Compact space homotopy equivalent to a CW complex Assume that $X$ is a compact Hausdorff space homotopy equivalent to some CW complex. Does it follow that it is homotopy equivalent to a compact CW complex?
 A: As I understand it, the answer is no. The following facts are what I have pieced together from Mislin's article Wall's Finiteness Obstruction, which appears as chapter 26 of The Handbook of Algebraic Topology. In summary, there are indeed compact spaces with CW homotopy type which are not of the homotopy type of a finite CW complex.
A connected space $X$ is said to be finitely dominated if there is a finite complex $P$ and maps $\phi:X\rightarrow P$, $\psi:P\rightarrow X$ with $\psi\circ\phi\simeq id_X$.

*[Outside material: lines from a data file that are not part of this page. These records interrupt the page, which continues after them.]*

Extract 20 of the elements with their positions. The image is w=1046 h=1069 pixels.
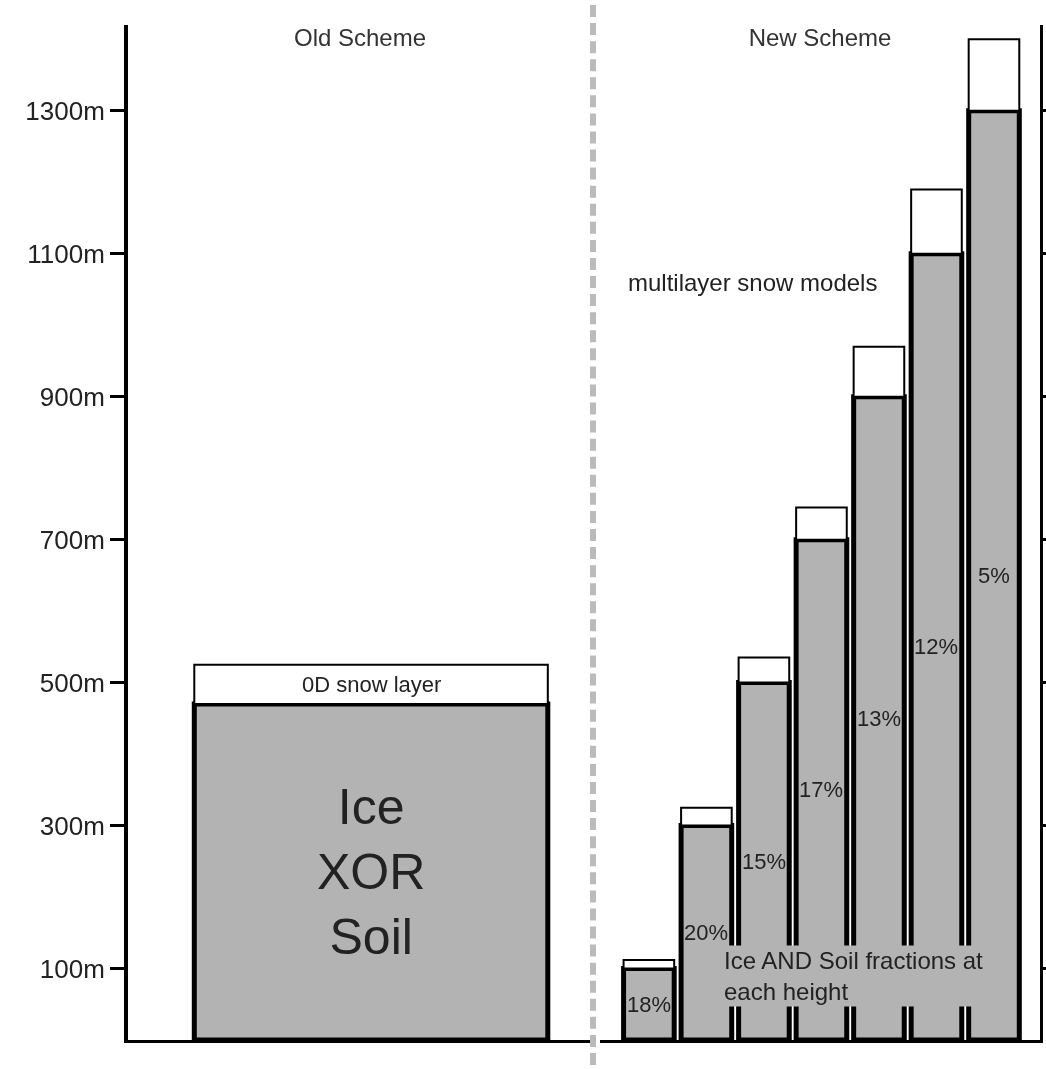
annotation: 17% [799, 777, 844, 802]
chart-title: New Scheme [748, 24, 892, 52]
annotation: 5% [978, 563, 1010, 588]
chart-title: Old Scheme [293, 24, 427, 52]
annotation: Ice AND Soil fractions at each height [724, 947, 984, 1006]
y-tick-label: 700m [39, 524, 105, 555]
annotation: multilayer snow models [628, 269, 878, 296]
y-tick-label: 100m [39, 953, 105, 984]
annotation: 20% [684, 920, 729, 945]
annotation: 18% [627, 992, 672, 1017]
y-tick-label: 1300m [25, 95, 105, 126]
annotation: 0D snow layer [302, 672, 442, 697]
annotation: 15% [742, 849, 787, 874]
annotation: Ice XOR Soil [317, 779, 426, 965]
annotation: 12% [914, 634, 959, 659]
annotation: 13% [857, 706, 902, 731]
y-tick-label: 300m [39, 810, 105, 841]
y-tick-label: 1100m [27, 238, 105, 269]
y-tick-label: 900m [39, 381, 105, 412]
y-tick-label: 500m [39, 667, 105, 698]
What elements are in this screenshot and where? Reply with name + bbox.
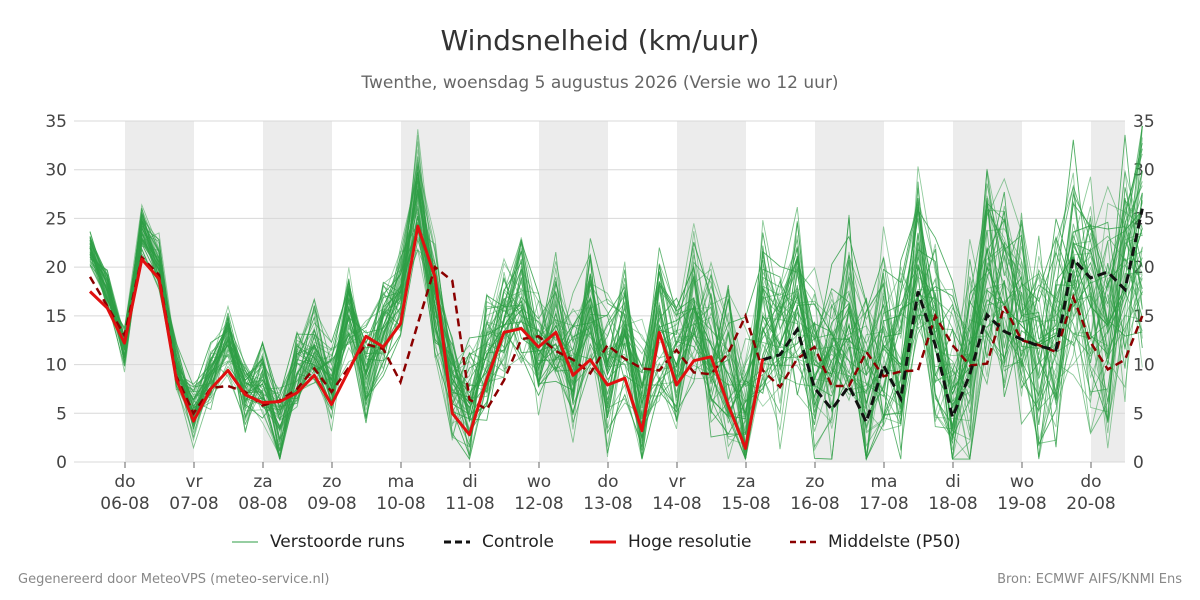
x-tick-date-09-08: 09-08 xyxy=(307,494,356,514)
footer-generated-by: Gegenereerd door MeteoVPS (meteo-service… xyxy=(18,572,330,587)
legend-control-label: Controle xyxy=(482,532,554,552)
legend-high-res-swatch xyxy=(590,540,616,544)
y-tick-left-20: 20 xyxy=(45,258,67,278)
y-tick-left-25: 25 xyxy=(45,209,67,229)
ensemble-member-line xyxy=(89,211,1143,460)
ensemble-member-line xyxy=(89,191,1143,451)
y-tick-left-0: 0 xyxy=(56,453,67,473)
legend-ensemble: Verstoorde runs xyxy=(232,531,405,553)
x-tick-day-06-08: do xyxy=(114,472,135,492)
x-tick-date-14-08: 14-08 xyxy=(652,494,701,514)
y-tick-left-10: 10 xyxy=(45,356,67,376)
x-tick-date-08-08: 08-08 xyxy=(238,494,287,514)
legend-median-swatch xyxy=(790,540,816,544)
x-tick-date-16-08: 16-08 xyxy=(790,494,839,514)
legend-high-res-label: Hoge resolutie xyxy=(628,532,752,552)
ensemble-series-line xyxy=(89,189,1143,430)
ensemble-member-line xyxy=(89,143,1143,460)
day-band-16-08 xyxy=(815,121,884,462)
y-tick-left-30: 30 xyxy=(45,161,67,181)
ensemble-member-line xyxy=(89,185,1143,460)
y-tick-right-5: 5 xyxy=(1133,404,1144,424)
ensemble-member-line xyxy=(89,188,1143,447)
y-tick-right-35: 35 xyxy=(1133,112,1155,132)
ensemble-member-line xyxy=(89,185,1143,461)
x-tick-day-10-08: ma xyxy=(388,472,415,492)
legend-control: Controle xyxy=(444,531,554,553)
median-p50-line xyxy=(88,254,1144,416)
x-tick-day-13-08: do xyxy=(597,472,618,492)
control-line xyxy=(762,208,1144,427)
x-tick-date-11-08: 11-08 xyxy=(445,494,494,514)
chart-subtitle: Twenthe, woensdag 5 augustus 2026 (Versi… xyxy=(361,73,839,93)
x-tick-day-09-08: zo xyxy=(322,472,341,492)
legend-ensemble-label: Verstoorde runs xyxy=(270,532,405,552)
x-tick-day-12-08: wo xyxy=(527,472,551,492)
legend-high-res: Hoge resolutie xyxy=(590,531,752,553)
ensemble-member-line xyxy=(89,181,1143,450)
x-tick-date-10-08: 10-08 xyxy=(376,494,425,514)
chart-title: Windsnelheid (km/uur) xyxy=(440,24,760,57)
y-tick-left-35: 35 xyxy=(45,112,67,132)
footer-source: Bron: ECMWF AIFS/KNMI Ens xyxy=(997,572,1182,587)
x-tick-day-18-08: di xyxy=(945,472,961,492)
legend-median-label: Middelste (P50) xyxy=(828,532,961,552)
x-tick-day-19-08: wo xyxy=(1010,472,1034,492)
legend-control-swatch xyxy=(444,540,470,544)
x-tick-day-20-08: do xyxy=(1080,472,1101,492)
ensemble-member-line xyxy=(89,148,1143,460)
x-tick-day-07-08: vr xyxy=(185,472,202,492)
x-tick-date-12-08: 12-08 xyxy=(514,494,563,514)
ensemble-member-line xyxy=(89,159,1143,461)
x-tick-date-17-08: 17-08 xyxy=(859,494,908,514)
x-tick-date-20-08: 20-08 xyxy=(1066,494,1115,514)
x-tick-date-06-08: 06-08 xyxy=(100,494,149,514)
high-resolution-line xyxy=(88,224,765,450)
x-tick-date-07-08: 07-08 xyxy=(169,494,218,514)
x-tick-date-15-08: 15-08 xyxy=(721,494,770,514)
x-tick-day-11-08: di xyxy=(462,472,478,492)
x-tick-date-19-08: 19-08 xyxy=(997,494,1046,514)
x-tick-day-16-08: zo xyxy=(805,472,824,492)
legend-ensemble-swatch xyxy=(232,541,258,543)
legend-median: Middelste (P50) xyxy=(790,531,961,553)
y-tick-right-10: 10 xyxy=(1133,356,1155,376)
y-tick-left-15: 15 xyxy=(45,307,67,327)
x-tick-date-13-08: 13-08 xyxy=(583,494,632,514)
y-tick-right-0: 0 xyxy=(1133,453,1144,473)
x-tick-date-18-08: 18-08 xyxy=(928,494,977,514)
x-tick-day-15-08: za xyxy=(736,472,755,492)
x-tick-day-17-08: ma xyxy=(871,472,898,492)
x-tick-day-08-08: za xyxy=(253,472,272,492)
y-tick-left-5: 5 xyxy=(56,404,67,424)
x-tick-day-14-08: vr xyxy=(668,472,685,492)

A finitely dominated space has the homotopy type of a CW complex of finite dimension.

However, examples produced by Lyra, On a Conjecture in Homotopy Theory, and later Wall, Finiteness Conditions for CW-Complexes, I, II, showed that there are finitely dominated spaces which are not of the homotopy type of a finite CW complex. Moreover Mather showd the remarkable fact that

A connected space $X$ is finitely dominated if and only if $X\times S^1$ has the homotopy type of a finite CW complex.

It follows that $X\times S^1$ is compact, and therefore so is $X$, as it is the image of the continuous projection.
In general, given a finitely dominated space $X$ there is Wall's finiteness obstruction, which is a class $\sigma(X)\in\tilde K_0(\mathbb{Z}[\pi_1(X)])$ which vanishes if and only if $X$ is homotopy equivalent to a finite CW complex.